Moon says U.S. won’t preemptively strike N. Korea
SEOUL-- South Korea's leading presidential candidate Moon Jae-in said Tuesday that he doesn't think the United States will preemptively strike North Korea, insisting Washington must first consult with Seoul before taking any such action.
"The United States is talking about a preemptive strike as one of the available options, but I do not believe it will actually happen," Moon said in a press conference in Ulsan, 410 kilometers southeast of Seoul.
The U.S. has said all options are on the table in dealing with the communist state amid concerns about the North's imminent nuclear test and missile launch.
The presidential front-runner insisted the U.S. was only trying to bring Pyongyang back to the dialogue table.

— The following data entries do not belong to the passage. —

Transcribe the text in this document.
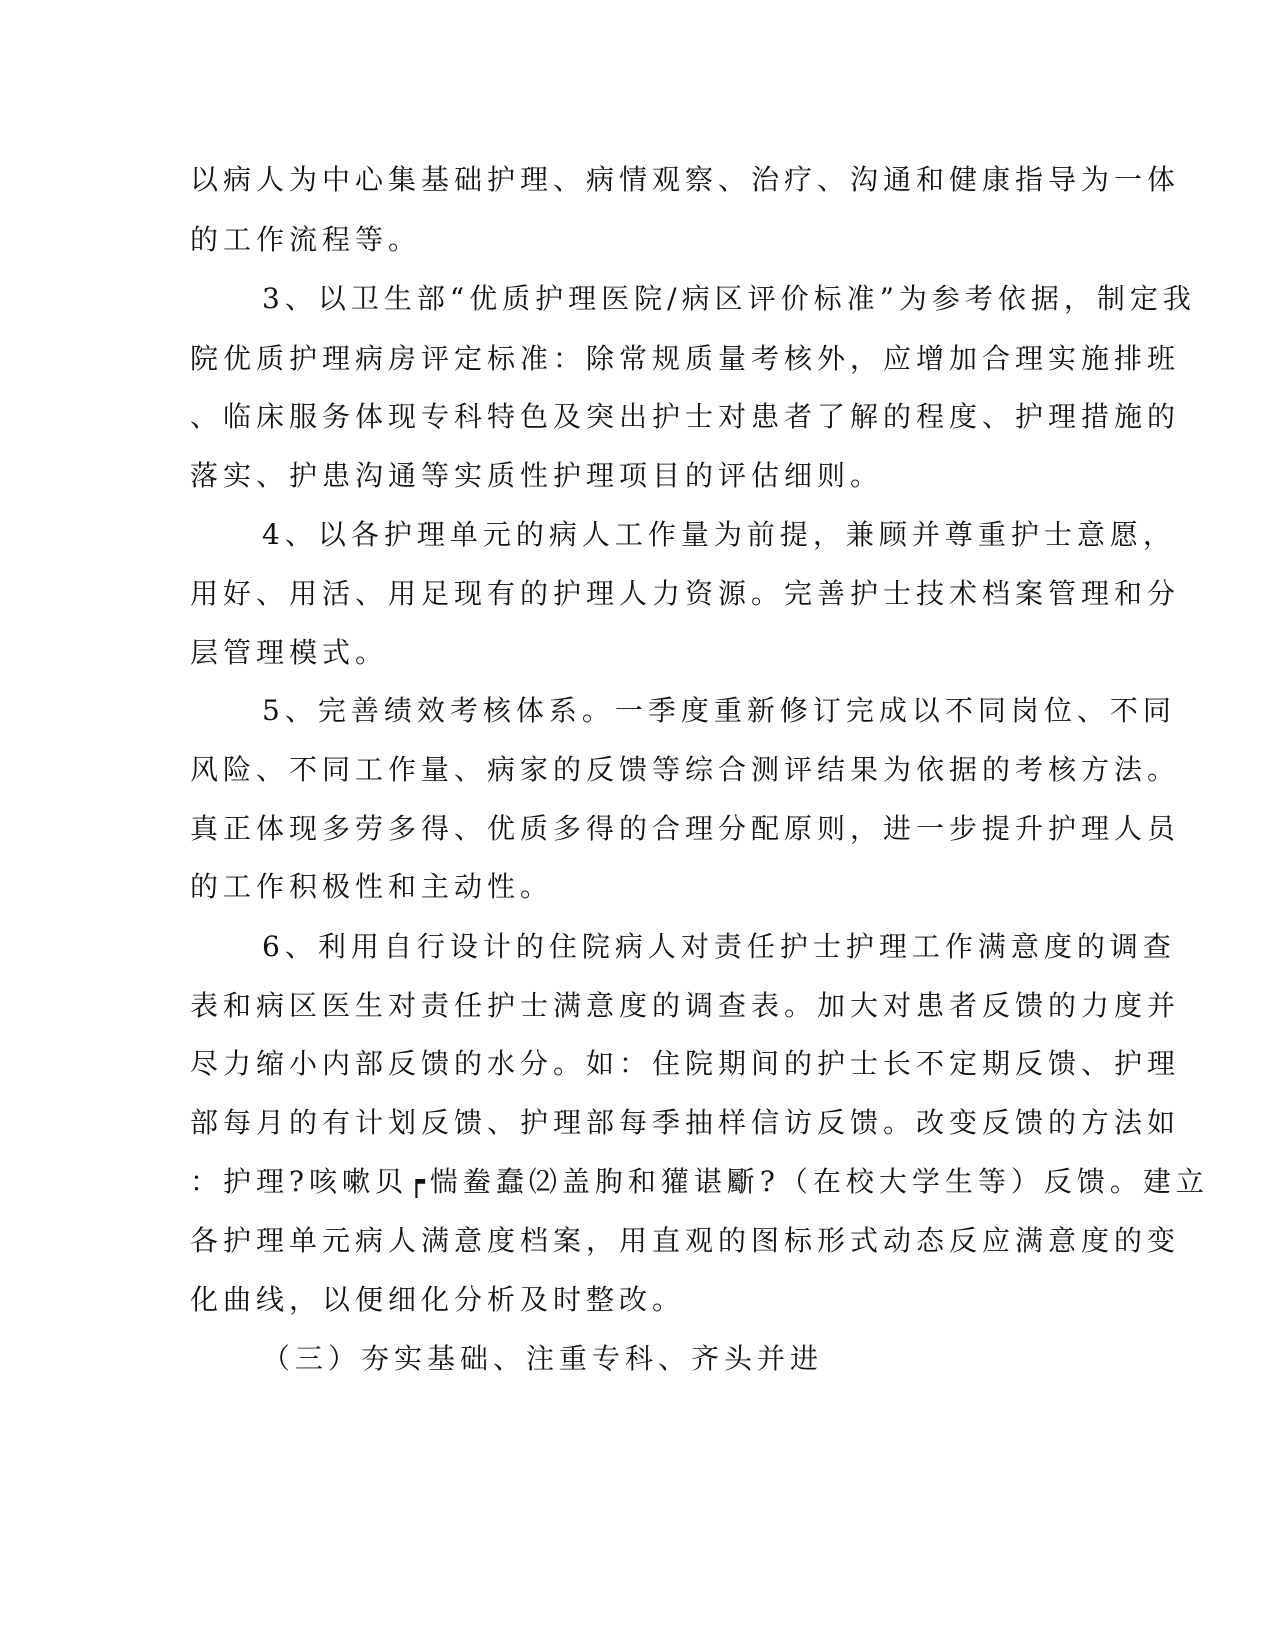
以病人为中心集基础护理、病情观察、治疗、沟通和健康指导为一体

的工作流程等。

3、以卫生部“优质护理医院/病区评价标准”为参考依据，制定我

院优质护理病房评定标准：除常规质量考核外，应增加合理实施排班

、临床服务体现专科特色及突出护士对患者了解的程度、护理措施的

落实、护患沟通等实质性护理项目的评估细则。

4、以各护理单元的病人工作量为前提，兼顾并尊重护士意愿，

用好、用活、用足现有的护理人力资源。完善护士技术档案管理和分

层管理模式。

5、完善绩效考核体系。一季度重新修订完成以不同岗位、不同

风险、不同工作量、病家的反馈等综合测评结果为依据的考核方法。

真正体现多劳多得、优质多得的合理分配原则，进一步提升护理人员

的工作积极性和主动性。

6、利用自行设计的住院病人对责任护士护理工作满意度的调查

表和病区医生对责任护士满意度的调查表。加大对患者反馈的力度并

尽力缩小内部反馈的水分。如：住院期间的护士长不定期反馈、护理

部每月的有计划反馈、护理部每季抽样信访反馈。改变反馈的方法如

：护理?咳嗽贝┍惴鲞蠢⑵盖朐和獾谌斸?（在校大学生等）反馈。建立

各护理单元病人满意度档案，用直观的图标形式动态反应满意度的变

化曲线，以便细化分析及时整改。

（三）夯实基础、注重专科、齐头并进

"However, it could lead to an undesirable and unfortunate outcome should such talk of conflict be repeated and the United States and China's show of force continue," he said.
Moon's remarks came after the U.S. sent a nuclear-powered air craft carrier, USS Carl Vinson, to waters near the Korean Peninsula in an apparent warning against North Korea over its possible nuclear test.

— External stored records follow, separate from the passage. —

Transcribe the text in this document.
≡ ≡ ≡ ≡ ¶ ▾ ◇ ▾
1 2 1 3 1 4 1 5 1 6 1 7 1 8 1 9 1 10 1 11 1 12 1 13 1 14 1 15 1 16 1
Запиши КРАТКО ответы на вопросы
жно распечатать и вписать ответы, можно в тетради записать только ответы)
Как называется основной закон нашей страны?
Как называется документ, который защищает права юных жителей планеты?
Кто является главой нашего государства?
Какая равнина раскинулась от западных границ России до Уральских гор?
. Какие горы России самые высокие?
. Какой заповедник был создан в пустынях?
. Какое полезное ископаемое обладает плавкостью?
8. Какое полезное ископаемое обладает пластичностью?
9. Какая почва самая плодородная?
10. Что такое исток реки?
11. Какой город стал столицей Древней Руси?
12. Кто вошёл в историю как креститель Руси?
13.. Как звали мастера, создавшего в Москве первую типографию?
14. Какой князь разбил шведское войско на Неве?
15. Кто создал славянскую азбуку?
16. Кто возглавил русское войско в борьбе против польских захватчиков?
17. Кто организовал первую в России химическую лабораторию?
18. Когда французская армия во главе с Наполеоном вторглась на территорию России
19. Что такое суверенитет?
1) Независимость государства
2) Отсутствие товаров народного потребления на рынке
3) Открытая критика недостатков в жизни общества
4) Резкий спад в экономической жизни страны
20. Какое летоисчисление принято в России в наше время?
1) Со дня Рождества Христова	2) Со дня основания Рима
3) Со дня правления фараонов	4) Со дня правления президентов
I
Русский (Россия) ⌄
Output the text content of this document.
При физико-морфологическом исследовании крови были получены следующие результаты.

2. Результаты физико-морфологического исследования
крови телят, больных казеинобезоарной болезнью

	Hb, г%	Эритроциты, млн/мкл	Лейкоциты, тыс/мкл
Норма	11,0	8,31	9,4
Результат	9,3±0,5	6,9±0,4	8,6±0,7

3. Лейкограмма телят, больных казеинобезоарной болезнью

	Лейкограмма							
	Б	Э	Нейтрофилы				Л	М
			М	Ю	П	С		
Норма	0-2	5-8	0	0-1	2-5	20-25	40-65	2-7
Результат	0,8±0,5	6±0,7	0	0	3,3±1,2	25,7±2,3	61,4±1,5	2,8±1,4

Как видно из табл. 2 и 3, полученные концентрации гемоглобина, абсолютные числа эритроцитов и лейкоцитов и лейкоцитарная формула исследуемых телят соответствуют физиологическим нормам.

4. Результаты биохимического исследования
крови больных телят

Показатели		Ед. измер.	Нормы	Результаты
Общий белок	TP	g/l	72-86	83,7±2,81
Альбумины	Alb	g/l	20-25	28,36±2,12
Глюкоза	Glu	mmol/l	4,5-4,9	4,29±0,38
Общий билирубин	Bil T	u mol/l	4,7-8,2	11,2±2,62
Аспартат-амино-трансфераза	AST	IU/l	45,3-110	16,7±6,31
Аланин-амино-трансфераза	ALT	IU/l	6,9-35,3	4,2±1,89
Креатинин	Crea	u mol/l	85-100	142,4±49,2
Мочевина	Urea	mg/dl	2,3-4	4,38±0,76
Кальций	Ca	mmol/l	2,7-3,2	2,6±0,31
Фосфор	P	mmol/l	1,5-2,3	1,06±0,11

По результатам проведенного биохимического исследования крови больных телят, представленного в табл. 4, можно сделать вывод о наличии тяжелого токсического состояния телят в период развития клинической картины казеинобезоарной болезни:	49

"No matter what decision the United States makes, we own issues that are related to the Korean Peninsula, and we are the concerned party in the North Korean nuclear issue," Moon told the press briefing.

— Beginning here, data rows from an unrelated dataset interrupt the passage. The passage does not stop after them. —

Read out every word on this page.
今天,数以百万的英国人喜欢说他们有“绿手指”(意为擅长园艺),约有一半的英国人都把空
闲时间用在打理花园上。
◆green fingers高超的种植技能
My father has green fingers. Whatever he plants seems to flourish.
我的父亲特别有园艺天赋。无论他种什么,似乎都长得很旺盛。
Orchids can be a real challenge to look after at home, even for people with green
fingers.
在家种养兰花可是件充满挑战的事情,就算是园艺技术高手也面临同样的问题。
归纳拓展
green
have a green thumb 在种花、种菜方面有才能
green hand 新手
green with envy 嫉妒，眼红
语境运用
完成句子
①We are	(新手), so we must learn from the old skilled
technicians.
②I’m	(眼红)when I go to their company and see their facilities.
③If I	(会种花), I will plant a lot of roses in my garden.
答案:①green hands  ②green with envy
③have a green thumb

"No matter what decision the United States makes, it must first thoroughly discuss its move with South Korea in advance," he added.
South and North Koreas remain technically at war as the 1950-53 Korean War ended with an armistice agreement, not a peace treaty.
Moon, often said to be soft to the North, earlier said he will work to prevent a war on the peninsula with everything he has.
He has also warned Pyongyang that its direct military provocation against the South will mean the very end of its "existence."